Naquela primavera, o amor estava no ar e Edmilson resolveu convidar a menina dos seus sonhos, Júlia para tomar um sorvete na pracinha da cidade interiorana onde comiam mais pó que feijão no seu dia-a-dia. Naquele dia, Júlia colocou seu melhor vestido, se penteou e arrumou o cabelo. José que era um sujeito esperto quis ser romântico, pois tinha procurado como saber “conquistar uma mulher” no YouTube. Embora ele preferisse chocolate mesmo, quis agradar ao máximo e pediu um milk shake de morango porque, sei lá, vai ver ela queria combinar com sua camiseta, já que amava cor de rosa.

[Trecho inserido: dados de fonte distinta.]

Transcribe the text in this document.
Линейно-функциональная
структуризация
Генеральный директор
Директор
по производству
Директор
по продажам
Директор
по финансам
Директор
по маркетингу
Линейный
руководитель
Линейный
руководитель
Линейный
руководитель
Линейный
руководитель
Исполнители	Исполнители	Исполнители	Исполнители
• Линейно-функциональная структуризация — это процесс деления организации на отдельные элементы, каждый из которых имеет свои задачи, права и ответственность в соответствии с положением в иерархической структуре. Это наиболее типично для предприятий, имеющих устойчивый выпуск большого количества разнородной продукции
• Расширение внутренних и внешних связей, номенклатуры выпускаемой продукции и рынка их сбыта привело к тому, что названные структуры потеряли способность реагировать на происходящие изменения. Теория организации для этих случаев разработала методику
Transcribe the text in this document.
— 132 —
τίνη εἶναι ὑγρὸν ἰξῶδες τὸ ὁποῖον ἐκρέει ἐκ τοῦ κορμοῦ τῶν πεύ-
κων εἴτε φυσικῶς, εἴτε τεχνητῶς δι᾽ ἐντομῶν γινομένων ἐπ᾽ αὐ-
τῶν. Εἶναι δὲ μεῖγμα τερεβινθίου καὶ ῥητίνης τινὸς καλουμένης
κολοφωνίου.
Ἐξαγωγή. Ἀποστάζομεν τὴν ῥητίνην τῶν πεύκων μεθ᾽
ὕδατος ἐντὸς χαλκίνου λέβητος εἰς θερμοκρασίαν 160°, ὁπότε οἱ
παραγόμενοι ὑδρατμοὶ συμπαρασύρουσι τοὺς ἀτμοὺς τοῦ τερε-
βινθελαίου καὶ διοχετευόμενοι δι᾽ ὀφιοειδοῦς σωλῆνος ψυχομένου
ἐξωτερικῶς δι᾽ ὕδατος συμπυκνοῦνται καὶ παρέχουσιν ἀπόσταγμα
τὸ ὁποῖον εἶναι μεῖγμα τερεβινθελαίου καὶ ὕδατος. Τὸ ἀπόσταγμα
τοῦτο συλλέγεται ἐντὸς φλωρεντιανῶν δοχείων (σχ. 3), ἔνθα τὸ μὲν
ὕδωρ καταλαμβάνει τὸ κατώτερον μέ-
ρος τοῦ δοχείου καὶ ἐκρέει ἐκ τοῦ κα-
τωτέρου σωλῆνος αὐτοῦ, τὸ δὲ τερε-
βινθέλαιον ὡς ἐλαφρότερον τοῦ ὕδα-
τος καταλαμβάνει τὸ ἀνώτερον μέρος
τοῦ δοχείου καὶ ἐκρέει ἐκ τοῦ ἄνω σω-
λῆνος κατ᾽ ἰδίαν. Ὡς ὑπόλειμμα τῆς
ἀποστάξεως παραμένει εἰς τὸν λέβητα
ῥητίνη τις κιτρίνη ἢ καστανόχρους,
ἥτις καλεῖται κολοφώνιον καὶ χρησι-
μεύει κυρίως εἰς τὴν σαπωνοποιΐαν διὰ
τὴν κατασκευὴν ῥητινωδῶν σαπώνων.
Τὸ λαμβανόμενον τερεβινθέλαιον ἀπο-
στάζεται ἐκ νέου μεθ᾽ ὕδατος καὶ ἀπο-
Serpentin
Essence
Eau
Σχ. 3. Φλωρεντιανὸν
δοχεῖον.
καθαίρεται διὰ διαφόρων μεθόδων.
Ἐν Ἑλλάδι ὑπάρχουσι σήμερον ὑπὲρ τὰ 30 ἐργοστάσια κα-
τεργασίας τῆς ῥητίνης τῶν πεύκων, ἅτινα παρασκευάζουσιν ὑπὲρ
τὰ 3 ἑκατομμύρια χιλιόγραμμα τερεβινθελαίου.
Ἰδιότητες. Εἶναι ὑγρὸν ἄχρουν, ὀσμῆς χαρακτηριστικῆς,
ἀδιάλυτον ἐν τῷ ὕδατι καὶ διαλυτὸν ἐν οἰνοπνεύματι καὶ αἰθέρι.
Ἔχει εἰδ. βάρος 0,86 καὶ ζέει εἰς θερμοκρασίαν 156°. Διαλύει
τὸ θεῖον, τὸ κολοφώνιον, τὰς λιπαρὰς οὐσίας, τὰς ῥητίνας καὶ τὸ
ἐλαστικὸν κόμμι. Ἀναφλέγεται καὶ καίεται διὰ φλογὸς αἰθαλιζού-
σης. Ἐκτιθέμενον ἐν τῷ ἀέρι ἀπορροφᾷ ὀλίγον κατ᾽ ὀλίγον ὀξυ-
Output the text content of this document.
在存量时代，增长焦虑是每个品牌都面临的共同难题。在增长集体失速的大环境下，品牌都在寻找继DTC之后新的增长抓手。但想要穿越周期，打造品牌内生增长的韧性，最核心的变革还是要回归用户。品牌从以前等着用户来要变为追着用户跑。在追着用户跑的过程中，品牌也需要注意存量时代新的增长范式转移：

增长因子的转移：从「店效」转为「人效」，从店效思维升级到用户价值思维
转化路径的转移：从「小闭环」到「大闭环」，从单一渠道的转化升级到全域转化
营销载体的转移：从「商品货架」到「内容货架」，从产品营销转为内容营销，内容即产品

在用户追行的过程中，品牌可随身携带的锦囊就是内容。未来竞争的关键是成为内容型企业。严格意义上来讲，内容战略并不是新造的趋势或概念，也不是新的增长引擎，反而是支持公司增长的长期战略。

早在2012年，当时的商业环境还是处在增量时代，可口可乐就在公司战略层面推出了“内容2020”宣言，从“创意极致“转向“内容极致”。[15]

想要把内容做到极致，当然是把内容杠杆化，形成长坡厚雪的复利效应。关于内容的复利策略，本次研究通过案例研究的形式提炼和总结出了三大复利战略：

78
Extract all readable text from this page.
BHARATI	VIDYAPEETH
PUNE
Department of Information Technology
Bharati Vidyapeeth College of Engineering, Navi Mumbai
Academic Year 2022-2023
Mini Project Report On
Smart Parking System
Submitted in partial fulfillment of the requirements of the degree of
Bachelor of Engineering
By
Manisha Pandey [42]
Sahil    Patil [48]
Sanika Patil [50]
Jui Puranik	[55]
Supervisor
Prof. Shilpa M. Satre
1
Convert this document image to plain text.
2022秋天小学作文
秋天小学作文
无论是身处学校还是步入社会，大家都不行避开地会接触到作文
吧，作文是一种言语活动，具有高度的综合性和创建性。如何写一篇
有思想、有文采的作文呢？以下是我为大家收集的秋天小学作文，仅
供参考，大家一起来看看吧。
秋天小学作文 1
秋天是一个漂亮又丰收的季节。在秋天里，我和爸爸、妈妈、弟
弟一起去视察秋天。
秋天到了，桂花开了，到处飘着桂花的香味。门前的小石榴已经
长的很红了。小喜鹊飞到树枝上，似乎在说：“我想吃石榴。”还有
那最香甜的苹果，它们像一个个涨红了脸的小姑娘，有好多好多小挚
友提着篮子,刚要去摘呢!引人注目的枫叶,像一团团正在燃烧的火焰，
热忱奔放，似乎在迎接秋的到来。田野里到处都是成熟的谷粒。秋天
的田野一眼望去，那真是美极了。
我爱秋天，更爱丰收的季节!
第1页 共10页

— ‘Cê não vai pedir outro?

— Depois, quer tomar junto?

Ela sorriu e consentiu meneando a cabeça. Ele tirou seu canudinho rapidamente do plástico, mas ela tinha dificuldade com estas embalagens que parecem feitas para especialistas e se sua mão estiver um pouco gordurosa ou suada esqueça, peça um serrote porque não vai conseguir abrir seu invólucro. Mas o garoto atento logo tomou gentilmente seu canudinho e tirou-o para ela que sorriu meio envergonhada e feliz por estar na frente de um homem (ela o via assim) tão atencioso.

Com a cabeça levemente inclinada, Júlia passou um filme do futuro de sua vida rapidamente entre seus olhos, uma poesia, castelo… Não, não! Um gramado lindo, céu azul com nuvens em formato de algodão, margaridas e trinados de pássaros que parecem emoldurar o quadro do beijo que daria em seu futuro esposo rodeada de seus dois filhinhos…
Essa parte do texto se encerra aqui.